The image at the top of this blog entry contains a short sequence of the same photograph, captured from the same spot (my position at our breakfast table, with me looking at our cottage's south facing window) and at the same time, but on different days during our stay. While not a fine-art masterpiece - it is nothing more than a quick "pick up the camera, steady the view, click, and go back to munching on the bagel" shot - the sequence provides an unadorned glimpse of Skye's alluring shifting moods and light. The specific images do not matter, as does not matter the order, nor the fact that the images were all taken on different days. I could have conveyed essentially the same meaning by capturing arbitrary images throughout any relatively short interval of time on any given day. Skye's "reality" cannot be captured by focusing on the details of how its moods and light change, but only by appreciating the constancy of change. On the other hand, Skye's "surreality" cannot be captured by a camera at all, and is best simply experienced

And that, perhaps, is Skye's second deepest lesson and mystery (the first mystery was mentioned in an earlier post: how - despite the incessant drama of Skye's landscapes, and unending froth of light and shadow - Skye nonetheless manages to impart a spiritually infused fantastical sense of quiet): while photography can be a powerful tool for self-discovery, its utility for this process can - paradoxically - sometimes be at odds with a photographer's ability to "discover" external truths. The ability to do the former precludes, to a degree, the ability to simultaneously to do the latter (echoes of Heisenberg's uncertainty principle?) For me, this certainly appears to be the case on Skye, where I can either: (A) capture certain aspects of Skye's shifting "lights and moods" with my camera (in a "fine art" / documentary manner, that focuses attention on the specifics of Skye's shifting "lights and moods" but ignores - because my camera's digital sensor cannot capture - deeper spiritual dimensions), or, (B) explore and become increasingly aware of richer levels of aesthetic and spiritual understanding by directly experiencing Skye's shifting "lights and moods (sans camera). But I cannot do - Skye does not permit one to do - both simultaneously.

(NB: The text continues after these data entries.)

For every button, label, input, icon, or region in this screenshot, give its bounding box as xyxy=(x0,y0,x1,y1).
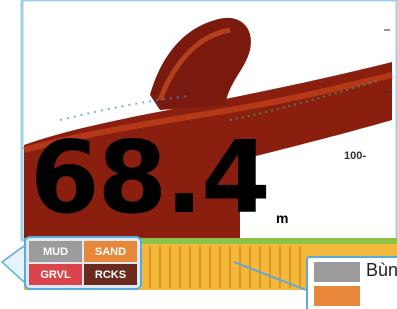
depth-value: 68.4 xyxy=(30,128,269,228)
scale-label: 100- xyxy=(344,150,366,162)
depth-unit: m xyxy=(276,210,288,226)
callout-swatch xyxy=(314,262,360,282)
legend-cell: SAND xyxy=(84,241,137,262)
callout-label: Bùn xyxy=(366,260,397,281)
sonar-screen: 68.4 m 100- MUDSANDGRVLRCKS Bùn xyxy=(0,0,397,309)
legend-cell: GRVL xyxy=(29,264,82,285)
legend-cell: RCKS xyxy=(84,264,137,285)
callout-swatch xyxy=(314,286,360,306)
legend-cell: MUD xyxy=(29,241,82,262)
callout: Bùn xyxy=(306,256,397,309)
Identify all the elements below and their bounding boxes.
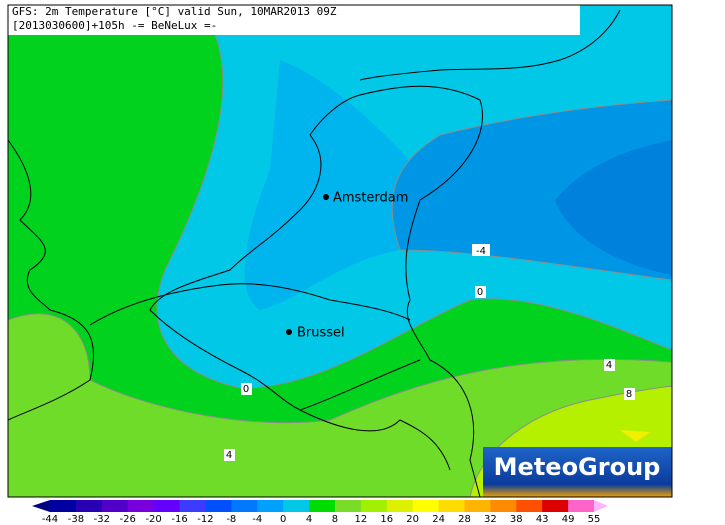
colorbar-label: -32	[94, 514, 110, 525]
colorbar-segment	[568, 500, 595, 512]
colorbar-label: -12	[197, 514, 213, 525]
coastline	[359, 9, 621, 81]
colorbar-segment	[283, 500, 310, 512]
colorbar-label: -16	[171, 514, 187, 525]
colorbar-label: 28	[458, 514, 471, 525]
city-dot	[323, 194, 329, 200]
colorbar-label: -4	[252, 514, 262, 525]
isotherm	[156, 34, 673, 389]
colorbar-segment	[231, 500, 258, 512]
colorbar-label: 43	[536, 514, 549, 525]
cool-zone	[244, 60, 415, 310]
contour-label-bg	[475, 286, 486, 298]
colorbar-segment	[309, 500, 336, 512]
colorbar-label: 4	[306, 514, 312, 525]
colorbar-label: 55	[588, 514, 601, 525]
colorbar-segment	[75, 500, 103, 512]
contour-label-bg	[241, 383, 252, 395]
colorbar-segment	[516, 500, 543, 512]
colorbar-segment	[490, 500, 517, 512]
subtitle: [2013030600]+105h -= BeNeLux =-	[12, 19, 217, 32]
map-frame	[7, 4, 673, 498]
colorbar-label: -38	[68, 514, 84, 525]
colorbar-label: 24	[432, 514, 445, 525]
border	[89, 283, 411, 326]
colorbar-label: 38	[510, 514, 523, 525]
contour-label: 8	[626, 389, 632, 400]
colorbar-label: -44	[42, 514, 58, 525]
contour-label: 0	[243, 384, 249, 395]
colorbar-segment	[127, 500, 155, 512]
colorbar-label: 16	[380, 514, 393, 525]
colorbar-label: 12	[354, 514, 367, 525]
colorbar-arrow	[32, 500, 50, 512]
contour-label-bg	[472, 244, 490, 256]
colorbar-segment	[50, 500, 77, 512]
warm-patch	[620, 430, 650, 442]
colorbar-segment	[153, 500, 181, 512]
coastline	[7, 139, 95, 421]
colorbar-label: 8	[332, 514, 338, 525]
city-label: Brussel	[297, 326, 345, 341]
contour-label: 4	[226, 450, 232, 461]
coastline	[149, 134, 421, 411]
contour-label-bg	[624, 388, 635, 400]
colorbar-segment	[179, 500, 206, 512]
contour-label: 0	[477, 287, 483, 298]
colorbar-segment	[412, 500, 440, 512]
colorbar-segment	[101, 500, 129, 512]
isotherm	[391, 99, 673, 281]
colorbar-segment	[542, 500, 569, 512]
colorbar-segment	[360, 500, 388, 512]
city-label: Amsterdam	[333, 191, 408, 206]
logo: MeteoGroup	[494, 453, 661, 481]
colorbar-segment	[205, 500, 232, 512]
colorbar-label: 32	[484, 514, 497, 525]
colorbar-segment	[386, 500, 414, 512]
colorbar-label: -8	[226, 514, 236, 525]
colorbar-label: 0	[280, 514, 286, 525]
map: Amsterdam Brussel -4 0 0 4 4 8 GFS: 2m T…	[7, 4, 673, 498]
isotherm	[7, 313, 673, 424]
colorbar-label: -26	[120, 514, 136, 525]
coldest-zone	[555, 140, 672, 275]
colorbar-label: 49	[562, 514, 575, 525]
colorbar-label: -20	[145, 514, 161, 525]
colorbar-segment	[334, 500, 362, 512]
city-dot	[286, 329, 292, 335]
coastline	[309, 85, 483, 498]
logo-box	[483, 447, 672, 497]
colorbar: -44 -38 -32 -26 -20 -16 -12 -8 -4 0 4 8 12 16 20 24 28 32…	[32, 500, 608, 525]
contour-label-bg	[604, 359, 615, 371]
title: GFS: 2m Temperature [°C] valid Sun, 10MA…	[12, 5, 337, 18]
colorbar-segment	[438, 500, 465, 512]
title-box	[8, 5, 580, 35]
contour-label: -4	[476, 246, 486, 257]
colorbar-arrow	[594, 500, 608, 512]
colorbar-label: 20	[406, 514, 419, 525]
colorbar-segment	[464, 500, 491, 512]
contour-label: 4	[606, 360, 612, 371]
border	[299, 409, 451, 471]
colorbar-segment	[257, 500, 284, 512]
contour-label-bg	[224, 449, 235, 461]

On the other hand, I may be over-complicating matters, as is my penchant to do, for as Lao Tzu reminds us, "The Way to do is to be." Ultimately, whatever distinctions may or may not exist between "doing A" and "doing B" are mine, and mine alone. I can experience Skye, I can capture (aspects of) Skye with my camera, I can be on Skye, but these seemingly disparate acts are all just "me being me" on Skye. Skye itself remains blissfully evanescent and eternally ineffable. And that is why I can't wait to go back to "me being me" on Skye.

1 comment:

Markus said...

Thanks for this (and all your other, especially those from Skye) thoughtful posts, Andy.

Isn't it that in the end it is very simple - after all "being" should not be too complicated. Its just that our minds as product of our socialisation and our being embedded in a family and society tends to get things interwoven and entangled in a network of expectations, models and the like, that influence our reception, actions and even artwork?

I was on the surface of a completely different cultural setup - at work in Zimbabwe - for two weeks, and have seen (have learnt would be to much to say) a lot that makes me re-think my view of the world. The "being there" seems to be a natural and positive way of my local friends to adapt to volatile situations.